U.N. Chief Warns Body Over Border Control Discrimination

U.N. Secretary-General Antonio Guterres, whose five-year term began on January 1, addresses the organization's administrative and support staff after participating in a wreath-laying ceremony in memory of fallen U.N. personnel in the lobby of the Secretariat Building, U.N. headquarters, New York, January 3. Albin Lohr-Jones/Pacific Press/LightRocket/Getty

UN Secretary-General Antonio Guterres on Tuesday emphasized the need for nondiscriminatory border controls, comments widely seen as a criticism of U.S. President Donald Trump's temporary freeze on U.S. entry for all refugees and citizens from seven Muslim nations.

"Countries have the right, even the obligation, to responsibly manage their borders to avoid infiltration by members of terrorist organizations," Guterres said on Tuesday.

"This cannot be based on any form of discrimination related to religion, ethnicity or nationality because that is against the fundamental principles and values on which our societies are based."

Guterres did not mention Trump or his policies by name. The UN chief had made similar comments on the weekend while attending the Africa Summit in Ethiopia and on Friday at events commemorating victims of the Holocaust.

A diplomat at the UN, speaking on condition of anonymity, said the statement was intended as a commentary on Trump's actions.

"Blind measures, not based on solid intelligence, tend to be ineffective as they risk being bypassed by what are today sophisticated global terrorist movements," Guterres said in his Tuesday statement.

He also warned that discriminatory measures risked triggering "widespread anxiety and anger that may facilitate the propaganda of the very terrorist organizations we all want to fight against."

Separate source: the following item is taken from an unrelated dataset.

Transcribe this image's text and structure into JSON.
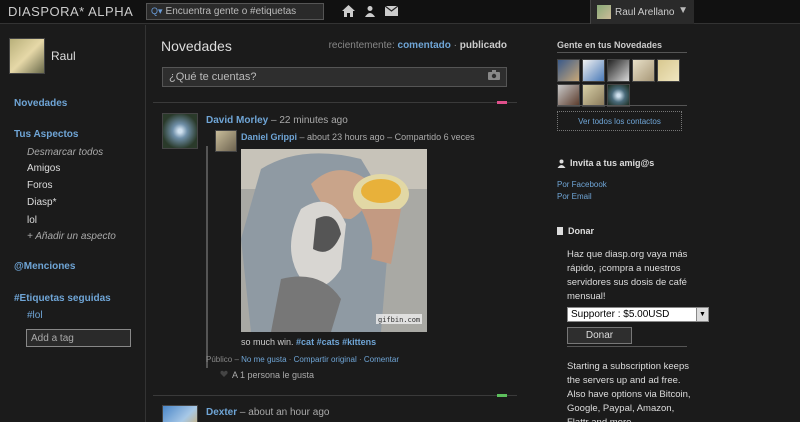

Trump signed his executive order on Friday that halted travel to the United States by people with passports from Iran, Iraq, Libya, Somalia, Sudan, Syria and Yemen for 90 days, and stopped the resettlement of refugees for 120 days.

There was widespread confusion at airports around the world as customs officials and airlines struggled to interpret the new rules. Several lawsuits have been filed blocking portions of the order, which drew harsh criticism from Democrats, human rights organizations and some Western U.S. allies.

Since the order, 721 travelers trying to enter from the seven countries were denied entry, according to Kevin McAleenan, acting commissioner of Customs and Border Protection.

The order halted travel by people with passports from Iran, Iraq, Libya, Somalia, Sudan, Syria and Yemen for 90 days. The order also barred resettlement of refugees for 120 days and indefinitely banned Syrian refugees.